Galera, segura esse rojão. A notícia que a gente temia agora é oficial e bateu na porta com força total: a Electronic Arts, aquela gigante que a gente ama odiar por causa das microtransações e dos lançamentos apressados, agora é oficialmente propriedade da Arábia Saudita. Sim, o negócio foi fechado e a empresa agora faz parte de um consórcio liderado pelo Public Investment Fund, junto com a Silver Lake e a Affinity Partners.
Se você acha que isso é só mais um investimento bobo de mercado, está muito enganado. Estamos falando de uma mudança de guarda num nível absurdo, onde o controle financeiro e estratégico da EA mudou de mãos completamente. O CEO Andrew Wilson tenta vender a ideia de que isso vai "acelerar a criatividade e a inovação", mas quem acompanha a indústria de games há anos sabe que quando o dinheiro vem desse jeito, o jogo muda de figura e a autonomia criativa costuma ir para o ralo.

Para a gente ter uma ideia da dimensão disso, a Arábia Saudita não pegou só uma fatia do bolo; eles detêm 93.4% de participação na empresa. Basicamente, a Electronic Arts virou um braço do governo saudita, o que coloca a companhia num patamar de influência política e financeira bizarro que a gente nunca viu antes em publishers do tamanho dela.

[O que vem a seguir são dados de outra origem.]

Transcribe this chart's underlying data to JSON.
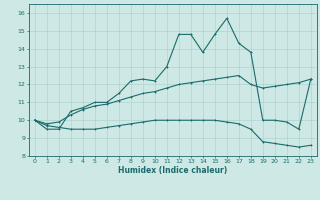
{
  "xlabel": "Humidex (Indice chaleur)",
  "ylabel": "",
  "xlim": [
    -0.5,
    23.5
  ],
  "ylim": [
    8,
    16.5
  ],
  "yticks": [
    8,
    9,
    10,
    11,
    12,
    13,
    14,
    15,
    16
  ],
  "xticks": [
    0,
    1,
    2,
    3,
    4,
    5,
    6,
    7,
    8,
    9,
    10,
    11,
    12,
    13,
    14,
    15,
    16,
    17,
    18,
    19,
    20,
    21,
    22,
    23
  ],
  "bg_color": "#cde8e5",
  "grid_color": "#aed4d0",
  "line_color": "#1a6b6b",
  "main_y": [
    10.0,
    9.5,
    9.5,
    10.5,
    10.7,
    11.0,
    11.0,
    11.5,
    12.2,
    12.3,
    12.2,
    13.0,
    14.8,
    14.8,
    13.8,
    14.8,
    15.7,
    14.3,
    13.8,
    10.0,
    10.0,
    9.9,
    9.5,
    12.3
  ],
  "upper_y": [
    10.0,
    9.8,
    9.9,
    10.3,
    10.6,
    10.8,
    10.9,
    11.1,
    11.3,
    11.5,
    11.6,
    11.8,
    12.0,
    12.1,
    12.2,
    12.3,
    12.4,
    12.5,
    12.0,
    11.8,
    11.9,
    12.0,
    12.1,
    12.3
  ],
  "lower_y": [
    10.0,
    9.7,
    9.6,
    9.5,
    9.5,
    9.5,
    9.6,
    9.7,
    9.8,
    9.9,
    10.0,
    10.0,
    10.0,
    10.0,
    10.0,
    10.0,
    9.9,
    9.8,
    9.5,
    8.8,
    8.7,
    8.6,
    8.5,
    8.6
  ],
  "figsize": [
    3.2,
    2.0
  ],
  "dpi": 100
}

E aqui é onde a treta fica séria: a questão dos direitos humanos. A Arábia Saudita tem um histórico pesadíssimo de repressão, especialmente com mulheres e a comunidade LGBTQ+, e isso acende um alerta vermelho para franquias como The Sims. Será que a liberdade criativa de um jogo que sempre celebrou a diversidade e a autoexpressão vai sobreviver sob a gestão de quem não tolera essa diversidade na vida real?
Tem quem diga que a EA vai focar agora apenas no que eles chamam de "armas e futebol", deixando de lado qualquer coisa que possa causar polêmica ou desconforto no reino. É o famoso sportswashing, onde o país usa o hype dos games e dos esportes para tentar limpar a imagem internacional, fingindo que tudo está bem enquanto compra as maiores marcas do mundo para distrair a opinião pública.

No lado financeiro, a coisa é ainda mais insana, pois essa é a maior compra alavancada da história do private equity. A EA assumiu uma dívida colossal de aproximadamente R$ 110 bilhões para financiar esse acordo, o que coloca a empresa num risco financeiro gigantesco. É aquele tipo de aposta "tudo ou nada" que pode dar muito errado se as vendas de EA Sports FC não continuarem explodindo globalmente.
Para tentar equilibrar as contas e pagar esse rombo financeiro, a empresa passou o último ano fazendo demissões em massa de desenvolvedores, o que é um absurdo total com quem realmente faz o trabalho duro. Enquanto o time de criação é nerfado, o CEO Andrew Wilson garantiu para si um salário de cerca de R$ 209 milhões por ano, um aumento de aproximadamente R$ 44 milhões em relação ao ano passado.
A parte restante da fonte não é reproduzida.